The expectations of CPA members and local state authorities from the project are different with respect to the basic needs of local people as they relate directly to financial support, appropriate options for their livelihoods (eco-tourism development), and land allocation individually from the government. However, some local people said the support they received from previous projects did not really meet their basic needs and there is still a fear that projects will mostly benefit the local elite.

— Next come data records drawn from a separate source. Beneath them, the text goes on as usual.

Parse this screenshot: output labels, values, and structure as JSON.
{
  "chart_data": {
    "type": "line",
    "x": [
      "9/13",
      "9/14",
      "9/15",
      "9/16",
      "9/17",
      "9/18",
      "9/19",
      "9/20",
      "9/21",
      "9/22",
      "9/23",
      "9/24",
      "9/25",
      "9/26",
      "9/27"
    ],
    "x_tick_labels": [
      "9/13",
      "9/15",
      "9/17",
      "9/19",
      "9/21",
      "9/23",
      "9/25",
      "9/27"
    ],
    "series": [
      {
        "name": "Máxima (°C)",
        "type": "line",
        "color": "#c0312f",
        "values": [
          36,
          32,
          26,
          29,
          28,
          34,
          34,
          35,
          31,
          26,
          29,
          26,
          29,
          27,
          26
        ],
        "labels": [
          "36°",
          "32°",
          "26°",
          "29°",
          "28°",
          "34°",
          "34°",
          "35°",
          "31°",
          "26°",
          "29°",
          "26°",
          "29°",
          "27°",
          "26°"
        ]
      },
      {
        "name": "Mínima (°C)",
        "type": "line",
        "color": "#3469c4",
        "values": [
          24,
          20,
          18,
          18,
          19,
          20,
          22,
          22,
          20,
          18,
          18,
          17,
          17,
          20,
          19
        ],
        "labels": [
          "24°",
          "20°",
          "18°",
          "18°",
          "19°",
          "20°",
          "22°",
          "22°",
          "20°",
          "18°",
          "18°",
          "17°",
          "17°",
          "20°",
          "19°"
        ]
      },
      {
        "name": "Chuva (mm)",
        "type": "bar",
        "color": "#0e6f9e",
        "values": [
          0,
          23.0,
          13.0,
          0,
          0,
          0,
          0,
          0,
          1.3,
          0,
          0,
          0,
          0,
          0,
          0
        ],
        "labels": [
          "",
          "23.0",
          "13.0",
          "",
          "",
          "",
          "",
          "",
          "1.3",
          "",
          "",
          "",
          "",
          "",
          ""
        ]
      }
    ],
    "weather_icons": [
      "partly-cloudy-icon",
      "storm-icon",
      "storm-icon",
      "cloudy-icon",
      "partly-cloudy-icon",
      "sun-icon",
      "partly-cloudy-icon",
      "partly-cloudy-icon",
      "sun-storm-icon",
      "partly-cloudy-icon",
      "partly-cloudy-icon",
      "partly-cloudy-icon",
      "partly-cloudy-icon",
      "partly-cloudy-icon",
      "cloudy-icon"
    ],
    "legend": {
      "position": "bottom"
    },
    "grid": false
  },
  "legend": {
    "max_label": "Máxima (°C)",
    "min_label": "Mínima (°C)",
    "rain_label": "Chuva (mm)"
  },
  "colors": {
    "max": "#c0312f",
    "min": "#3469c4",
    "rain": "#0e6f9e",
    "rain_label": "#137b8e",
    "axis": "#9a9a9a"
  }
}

Farmer and CPA member, Toul Korki Krom village
This photo shows a resident of Toul Korki who is both a farmer and CPA member. He was also a former commune council member. He has sons working in Thailand who sent him money to raise fresh water fish (Trey Tilapia, Trey Marech, and Trey Pra). He bought the fingerlings and feed from Thailand. It is his first time to raise fresh water fish in front of his home near the mangrove area. He spent 3,000 USD to dig his fresh water pond and he raised 10,000 baby fish. When I was there, the fish had been raised for three months. He uses the fish pond dike to grow cucumber.
He raises fish for both selling and tourist fishing. He told me that some tourists visit his village and after looking at his fish they contributed some money. His daughter sells drinking water and other products near his fish pond because it is in front of his home. He was also preparing chicken cages to raise chickens. He would like to be a model for other villagers. He understands that some villagers are very dependent on the support from projects so he tries his best to show his commitment to these livelihood strategies.